急性腹部コンパートメント症候群の危険因子は.外科手術後.大きな外傷や火傷.機械的人工呼吸をしている患者の高いBMI(体格指数)や腹壁のコンプライアンス低下を伴う中心性肥満.胃不全.腸閉塞.大腸偽閉塞.腹腔内または後腹膜腫瘍による腸内容物の増加.気腹.気腹.腹水による腹部内容物の増加.酸欠や低血圧など多くのものがあります。 毛細血管透過性の亢進と体液蓄積;低体温;大量輸血(24時間で10U以上);大量体液蘇生(24時間で5L以上);膵炎敗血症.など。 また.エノキサパリンによる後腹膜出血や急性腹腔中隔症候群が臨床的に報告されています。
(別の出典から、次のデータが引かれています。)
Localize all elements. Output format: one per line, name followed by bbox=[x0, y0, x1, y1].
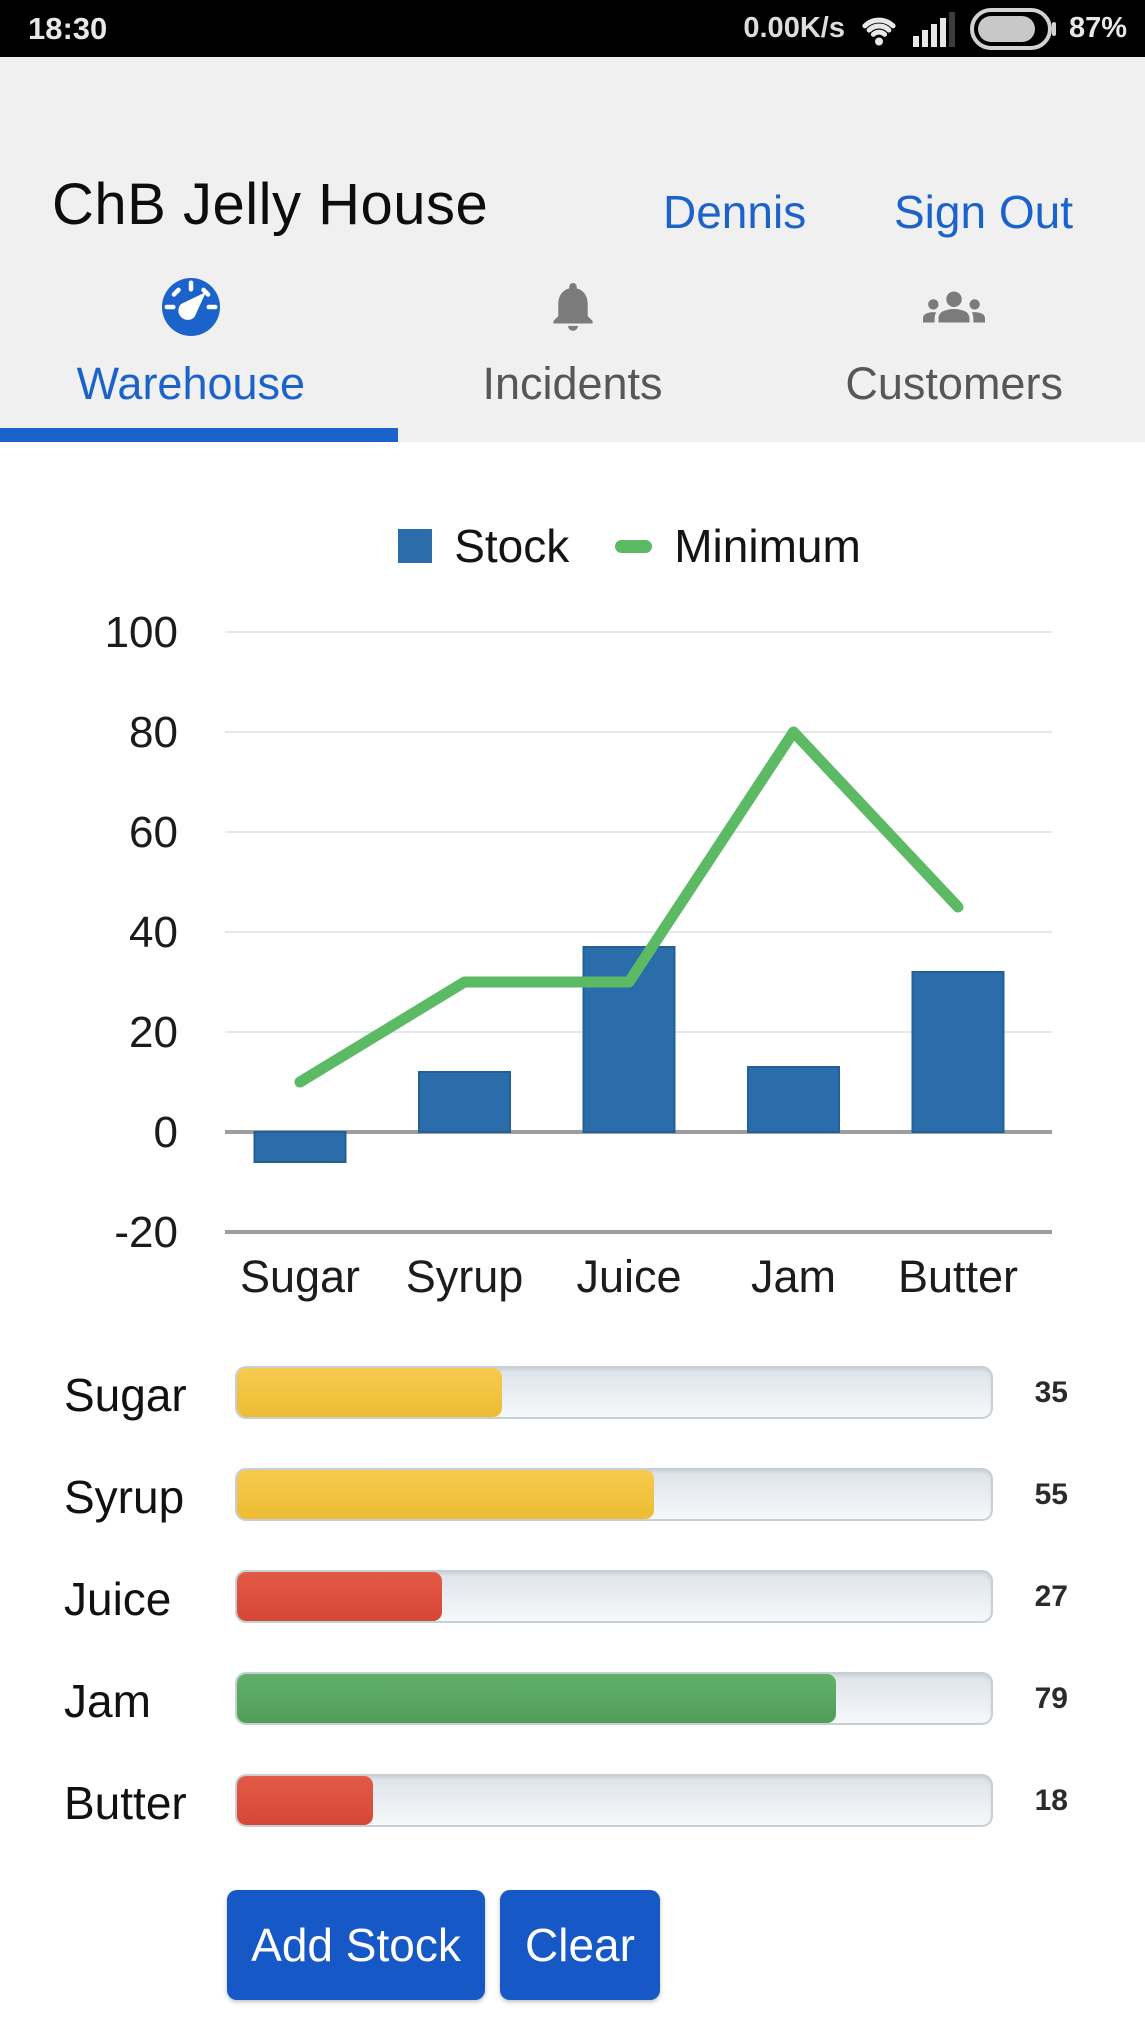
bell-icon bbox=[382, 276, 764, 338]
stock-row-label: Jam bbox=[64, 1675, 151, 1727]
active-tab-indicator bbox=[0, 428, 398, 442]
y-tick-label: -20 bbox=[114, 1208, 178, 1257]
stock-progress-fill bbox=[237, 1572, 442, 1621]
stock-progress-fill bbox=[237, 1470, 654, 1519]
stock-row-label: Butter bbox=[64, 1777, 187, 1829]
y-tick-label: 0 bbox=[154, 1108, 178, 1157]
y-tick-label: 100 bbox=[105, 608, 178, 657]
stock-bar-sugar bbox=[253, 1131, 347, 1163]
tab-warehouse-label: Warehouse bbox=[76, 358, 306, 409]
stock-progress-track bbox=[235, 1468, 993, 1521]
legend-minimum-swatch bbox=[615, 539, 653, 553]
stock-progress-track bbox=[235, 1570, 993, 1623]
stock-progress-track bbox=[235, 1672, 993, 1725]
y-tick-label: 60 bbox=[129, 808, 178, 857]
minimum-line bbox=[294, 726, 964, 1088]
status-bar: 18:30 0.00K/s 87% bbox=[0, 0, 1145, 57]
y-tick-label: 20 bbox=[129, 1008, 178, 1057]
stock-row-value: 35 bbox=[1034, 1376, 1068, 1409]
stock-bar-jam bbox=[747, 1066, 840, 1133]
user-link[interactable]: Dennis bbox=[663, 186, 807, 238]
clear-button[interactable]: Clear bbox=[500, 1890, 660, 2000]
sign-out-link[interactable]: Sign Out bbox=[894, 186, 1073, 238]
stock-bar-butter bbox=[911, 971, 1005, 1133]
stock-row-value: 79 bbox=[1034, 1682, 1068, 1715]
stock-row-juice: Juice 27 bbox=[0, 1546, 1145, 1648]
x-category-label: Syrup bbox=[406, 1251, 524, 1302]
app-header: ChB Jelly House Dennis Sign Out Wareho bbox=[0, 57, 1145, 442]
stock-progress-track bbox=[235, 1366, 993, 1419]
tab-incidents-label: Incidents bbox=[482, 358, 663, 409]
tab-warehouse[interactable]: Warehouse bbox=[0, 262, 382, 442]
people-icon bbox=[763, 276, 1145, 338]
stock-row-jam: Jam 79 bbox=[0, 1648, 1145, 1750]
signal-icon bbox=[912, 11, 955, 47]
stock-progress-track bbox=[235, 1774, 993, 1827]
page-title: ChB Jelly House bbox=[52, 172, 489, 237]
stock-row-label: Sugar bbox=[64, 1369, 187, 1421]
status-icons: 0.00K/s 87% bbox=[743, 7, 1127, 50]
tab-incidents[interactable]: Incidents bbox=[382, 262, 764, 442]
legend-stock-swatch bbox=[398, 529, 433, 563]
stock-progress-fill bbox=[237, 1368, 502, 1417]
battery-icon bbox=[969, 7, 1056, 50]
legend-minimum-label: Minimum bbox=[674, 520, 861, 572]
stock-row-sugar: Sugar 35 bbox=[0, 1342, 1145, 1444]
gauge-icon bbox=[0, 276, 382, 338]
x-category-label: Jam bbox=[751, 1251, 836, 1302]
tab-customers[interactable]: Customers bbox=[763, 262, 1145, 442]
stock-row-label: Juice bbox=[64, 1573, 172, 1625]
y-tick-label: 80 bbox=[129, 708, 178, 757]
y-tick-label: 40 bbox=[129, 908, 178, 957]
stock-chart: 100 80 60 40 20 0 -20 Sugar Syrup Juice Jam Butter bbox=[105, 608, 1052, 1302]
network-speed: 0.00K/s bbox=[743, 12, 845, 44]
x-category-label: Sugar bbox=[240, 1251, 360, 1302]
stock-progress-fill bbox=[237, 1674, 836, 1723]
legend-stock-label: Stock bbox=[454, 520, 570, 572]
x-category-label: Butter bbox=[898, 1251, 1018, 1302]
stock-row-label: Syrup bbox=[64, 1471, 185, 1523]
stock-bar-syrup bbox=[418, 1071, 511, 1133]
tab-bar: Warehouse Incidents Customers bbox=[0, 262, 1145, 442]
tab-customers-label: Customers bbox=[845, 358, 1063, 409]
stock-row-butter: Butter 18 bbox=[0, 1750, 1145, 1852]
add-stock-button[interactable]: Add Stock bbox=[227, 1890, 485, 2000]
stock-progress-fill bbox=[237, 1776, 373, 1825]
stock-row-value: 55 bbox=[1034, 1478, 1068, 1511]
stock-row-syrup: Syrup 55 bbox=[0, 1444, 1145, 1546]
chart-legend: Stock Minimum bbox=[57, 520, 1145, 572]
clock: 18:30 bbox=[28, 10, 108, 46]
x-category-label: Juice bbox=[576, 1251, 681, 1302]
battery-percent: 87% bbox=[1068, 12, 1127, 44]
stock-row-value: 18 bbox=[1034, 1784, 1068, 1817]
wifi-icon bbox=[862, 17, 896, 45]
stock-row-value: 27 bbox=[1034, 1580, 1068, 1613]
2つ以上の危険因子や進行性の臓器不全を呈する患者には.急性腹膜中隔症候群を考慮し.関連する検査を実施する必要があります。 急性中隔コンパートメント症候群の検査には.遊離ガスや腸閉塞を探すための一連の腹部平滑フィルムが含まれます。 腹部CTでは.「丸みを帯びた腹部」(前径と後径の横径比が0.80を超える拡張した腹部).大静脈の虚脱.腸壁の肥厚が認められる場合があります。 また.腹腔内圧も測定する必要があります。 腹腔内圧は.フォーリーカテーテルを挿入することで測定できる。 腹腔内圧の変化は.互いに平行な腹腔内圧の変化を測定することで反映されます。 腹腔内圧の正常値は患者によって異なり.健康な成人では0〜5mmHg.重症患者では5〜7mmHg.開腹患者では10〜15mmHg.敗血症性ショック患者では15〜25mmHg.急性腹症患者では25〜40mmHgである。Burchらは腹腔内カテーテルで測定した腹腔内圧の分類として.次のように述べている。 最近の多施設共同前向き疫学研究によると.ICUに入院した患者の平均腹腔内圧は10±4.8mmHgで.正常範囲内(12mmHg未満)の腹腔内圧を有する患者は67.9%.正常範囲内(12mmHg未満)の腹腔内圧を有する患者は32.9%であった。 12 mm Hg).32.1%が腹腔内圧亢進症(IAH > 12 mm Hg).4.2%が急性腹膜中隔症候群を有していた。 腹腔内圧亢進症患者における急性中隔コンパートメント症候群の発生率は12.9%であった。 死亡率は腹腔内圧亢進症群で非高血圧症群に比べ有意に高かった。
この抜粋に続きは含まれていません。